Captain Semmes was engaged in the performance of these immediate duties, when a confidential communication from Mr. S.R. Mallory, of the Navy department, gave him warning of two or more steamers, of a class desired for present service, which might be purchased at or near New York—"steamers of speed, light draught, and strength sufficient for at least one heavy gun."
"The steamers are designed to navigate the waters and enter the bays and inlets of the coast from Charleston to the St. Mary's, and from Key West to the Rio Grande, for coast defences;" and Captain Semmes' judgment will need no further guide when he is told that "their speed should be sufficient to give them at all times the ability to engage or to evade an engagement, and that an 8 or 10-inch gun, with, perhaps, two 32, or, if not, two of smaller calibre, should constitute their battery."
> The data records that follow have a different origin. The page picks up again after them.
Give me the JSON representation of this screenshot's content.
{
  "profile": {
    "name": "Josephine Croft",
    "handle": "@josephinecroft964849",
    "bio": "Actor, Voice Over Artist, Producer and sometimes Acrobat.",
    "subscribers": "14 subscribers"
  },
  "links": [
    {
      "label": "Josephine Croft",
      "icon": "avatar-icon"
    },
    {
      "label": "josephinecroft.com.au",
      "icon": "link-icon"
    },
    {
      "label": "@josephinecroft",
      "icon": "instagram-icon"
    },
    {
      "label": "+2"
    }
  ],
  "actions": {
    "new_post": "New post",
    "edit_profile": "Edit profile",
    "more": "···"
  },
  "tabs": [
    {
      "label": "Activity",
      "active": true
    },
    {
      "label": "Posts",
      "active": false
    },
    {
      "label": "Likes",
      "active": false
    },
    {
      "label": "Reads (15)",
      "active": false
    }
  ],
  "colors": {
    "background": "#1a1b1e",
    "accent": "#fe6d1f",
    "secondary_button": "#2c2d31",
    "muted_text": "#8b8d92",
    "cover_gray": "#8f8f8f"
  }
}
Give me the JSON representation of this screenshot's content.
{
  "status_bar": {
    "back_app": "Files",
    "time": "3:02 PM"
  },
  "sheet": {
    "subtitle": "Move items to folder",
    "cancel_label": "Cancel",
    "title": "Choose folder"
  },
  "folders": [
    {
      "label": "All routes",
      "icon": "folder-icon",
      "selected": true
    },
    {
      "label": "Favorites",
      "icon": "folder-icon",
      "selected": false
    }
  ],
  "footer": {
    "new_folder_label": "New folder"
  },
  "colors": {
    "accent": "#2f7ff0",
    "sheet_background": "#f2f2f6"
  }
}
The Captain's appointment as Commander in the Navy of the Confederate States, and taking of the oaths, followed in April. On the 18th of that month, Mr. Mallory detached him from the post he held, by appointment from the President, of Chief of the Lighthouse Bureau, with orders that he should proceed to New Orleans and take command of the steamer Sumter. Captain Semmes saw clearly that war was coming. He perceived, at the same time, the means by which he could serve his country best. He set forth for New Orleans without delay.
Our readers will see, by-and-by, from the quotations we shall make from the Captain's Log, that he is as little the hungry fire-eater which many of his admirers suppose him to be, as he is the Black Pirate of the New York press. Captain Semmes is a native of Charles county, in Maryland, a State that has furnished numerous patriotic citizens to the South. Before accepting his new service he had taken honourable farewell of his old. The Federals had no charge to bring against him before the day when he stepped on the deck of the then unknown and insignificant Sumter steam-vessel. What they may have said later is of no particular consequence; nor can it be thought to be greatly to the discredit of Captain Semmes that they have cried out loudly, and as men in pain.